Per questo sono convinto che moltissime delle azioni di documentazione militante in Italia siano influenzate da Grifi. Il suo nome risuona spesso ovunque ci sia qualcuno che muove i primi passi per riprendersi gli strumenti della comunicazione interpersonale e politica. I piccoli festival indipendenti, le telestreet, i giovani documentaristi che si autoproducono, sono tutti in qualche modo eredi di Grifi. Mi è capitato spesso nelle opere che arrivavano a toniCorti, di trovare una dedica, un riferimento, una citazione o addirittura una collaborazione con Grifi.
Dal punto di vista propriamente autoriale poi, credo che il suo insegnamento sia soprattutto teorico. Non c'è uno stile Grifi, c'è una teoria Grifi. Questo non vuol dire sminuire il suo cinema, ma rendergli davvero giustizia.
E, senza bisogno di fare nomi, ne ho in mente molti di autori che portano dentro di sè l'impronta di un incontro (reale o cinematografico) con l'opera e la teoria di Grifi, molti che frequento e considero tra i più interessanti in Italia.
L'eredità di Grifi è dunque non solo cinematografica e teorica.
Alberto è stato un cineasta in grado di non cristallizzare mai la sua opera, il suo stile. La sua curiosità e la sua teoria politica lo hanno portato a interrogarsi continuamente e a cambiare pelle e strategia diverse volte. E' passato dal cinema sperimentale, ad un cinema di documentazione apparentemente privo di ricerca stilistica, ad un lavoro di rivisitazione, assemblaggio, scavo continuo nel suo archivio e nella sua memoria personale con l'obiettivo principale di trasmettere ad altri (giovani, meno giovani) la capacità di usare il cinema come arma per svelare le contraddizioni del reale e per esprimere nuovi desideri, nuove vite.
Oggi, molti (me compreso) vedono crescere con favore un movimento che rompe la rigidità della produzione audiovisiva, soprattutto sul versante di una rinnovata vitalità del cinema documentario.

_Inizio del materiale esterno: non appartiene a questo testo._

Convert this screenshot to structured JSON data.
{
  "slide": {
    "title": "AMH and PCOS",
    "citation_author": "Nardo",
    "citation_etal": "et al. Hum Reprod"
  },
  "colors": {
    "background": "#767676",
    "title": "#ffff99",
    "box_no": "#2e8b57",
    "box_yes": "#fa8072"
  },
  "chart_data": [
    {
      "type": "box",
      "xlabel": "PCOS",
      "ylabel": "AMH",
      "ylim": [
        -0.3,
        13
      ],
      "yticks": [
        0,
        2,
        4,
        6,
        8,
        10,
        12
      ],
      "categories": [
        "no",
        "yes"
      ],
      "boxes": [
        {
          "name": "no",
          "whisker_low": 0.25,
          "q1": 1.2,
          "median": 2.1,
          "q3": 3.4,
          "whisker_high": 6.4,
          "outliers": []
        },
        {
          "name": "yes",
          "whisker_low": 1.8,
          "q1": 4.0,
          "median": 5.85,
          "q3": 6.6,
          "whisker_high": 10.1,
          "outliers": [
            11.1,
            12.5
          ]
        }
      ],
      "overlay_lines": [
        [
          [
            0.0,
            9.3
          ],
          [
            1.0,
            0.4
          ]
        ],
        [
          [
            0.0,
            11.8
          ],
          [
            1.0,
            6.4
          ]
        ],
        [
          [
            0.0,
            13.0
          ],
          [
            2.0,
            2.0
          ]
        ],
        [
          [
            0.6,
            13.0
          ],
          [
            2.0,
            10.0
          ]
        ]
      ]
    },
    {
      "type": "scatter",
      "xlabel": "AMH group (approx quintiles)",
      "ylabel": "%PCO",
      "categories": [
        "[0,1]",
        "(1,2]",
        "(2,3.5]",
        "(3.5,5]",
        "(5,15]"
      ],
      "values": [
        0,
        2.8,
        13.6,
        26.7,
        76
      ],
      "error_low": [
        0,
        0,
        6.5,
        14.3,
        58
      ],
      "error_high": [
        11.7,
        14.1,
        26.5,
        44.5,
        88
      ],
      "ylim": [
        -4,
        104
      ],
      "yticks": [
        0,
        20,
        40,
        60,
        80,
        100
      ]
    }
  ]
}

A me sembra però che in questa produzione stia già apparendo (anzi spesso sia presente dall'inizio) una sudditanza al mercato che produce sterilizzazione, di temi e di stili. A prescindere dalla indubbia validità di molti documentari prodotti in Italia, credo che recuperare la libertà con cui Alberto ha usato il video negli anni '70, il suo disprezzo per un ragionamento puramente "autoriale", la sua capacità di dimenticarsi o meglio di opporsi ad ogni regola di mercato per lasciarsi andare semplicemente alla scoperta (della vita e del cinema), il coraggio e la spavalderia di produrre "documentazione audiovisiva" e non "documentari", senza timore alcuno di essere accusato (con una delle accuse che trovo oggi tra le più reazionarie nel mondo della produzione di documentari) di una sorta di "automatismo della telecamera", il coraggio di filmare 30 ore di materiale e non montarle mai come anche di fare un film di 4 ore come "Anna", la scelta di rimanere fedele al reale e ad una qualche verità della vita piuttosto che al suo stile e alle regole del cinema, sia un esempio assoluto che dovrebbe essere trasmesso e recepito a/da chiunque voglia dedicarsi alla produzione audiovisiva, oggi e sempre.

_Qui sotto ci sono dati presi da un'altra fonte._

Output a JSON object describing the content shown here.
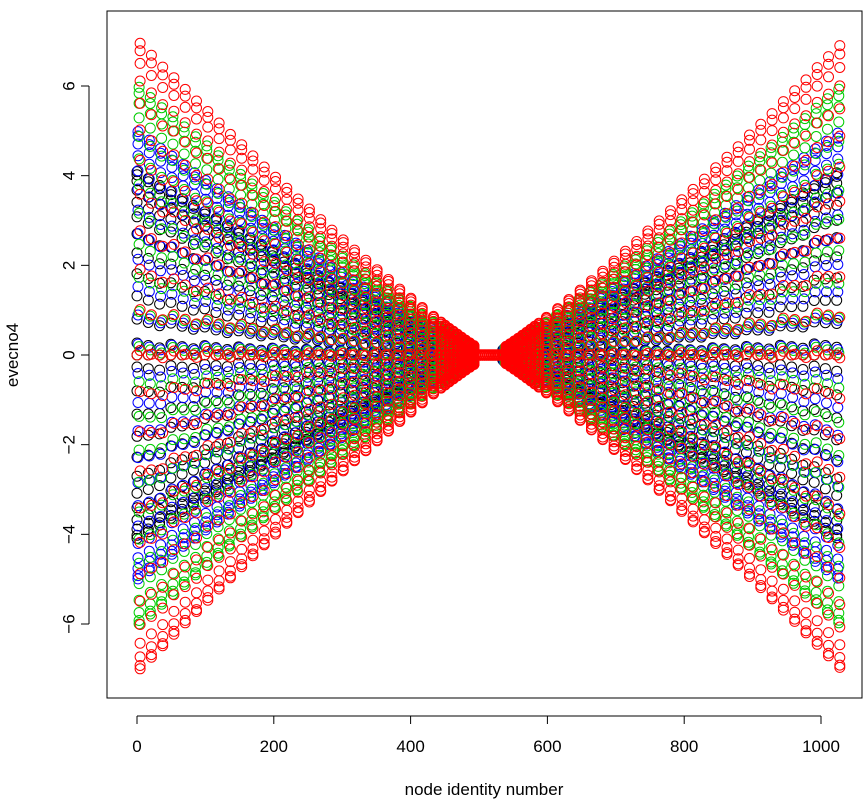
{
  "chart_data": {
    "type": "scatter",
    "title": "",
    "xlabel": "node identity number",
    "ylabel": "evecno4",
    "xlim": [
      -25,
      1050
    ],
    "ylim": [
      -7.5,
      7.5
    ],
    "x_ticks": [
      0,
      200,
      400,
      600,
      800,
      1000
    ],
    "y_ticks": [
      -6,
      -4,
      -2,
      0,
      2,
      4,
      6
    ],
    "x_tick_labels": [
      "0",
      "200",
      "400",
      "600",
      "800",
      "1000"
    ],
    "y_tick_labels": [
      "−6",
      "−4",
      "−2",
      "0",
      "2",
      "4",
      "6"
    ],
    "grid": false,
    "legend": "none",
    "marker": "open-circle",
    "series": [
      {
        "color": "#000000",
        "amplitude": 4.1,
        "x_start": 0,
        "x_end": 1023
      },
      {
        "color": "#0000ff",
        "amplitude": 5.0,
        "x_start": 0,
        "x_end": 1023
      },
      {
        "color": "#00cc00",
        "amplitude": 6.0,
        "x_start": 0,
        "x_end": 1023
      },
      {
        "color": "#ff0000",
        "amplitude": 7.0,
        "x_start": 0,
        "x_end": 1023
      }
    ],
    "center_gap": [
      490,
      535
    ],
    "center_dense": [
      440,
      585
    ],
    "points_per_column": 24,
    "column_spacing": 16.5,
    "value_at_zero": 0
  }
}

"Parco Lambro", qualcuno direbbe forse più "Verifica incerta" o "Anna", ma io dico "Parco Lambro" così com'è, in tutta la sua fluviale logorrea (visiva e verbale e politica) è veramente e finalmente per me la distruzione e la rinascita continua di un cinema che si confronti con la realtà, un esempio assoluto e definitivo di cinema contro il cinema.
"La teoria critica deve comunicarsi nel suo proprio linguaggio. E' il linguaggio della contraddizione, che deve essere dialettico nella forma come lo è nel contenuto. Esso è critica della totalità e critica storica. Non è un "grado zero della scrittura", ma il suo rovesciamento. Non è una negazione dello stile, ma lo stile della negazione."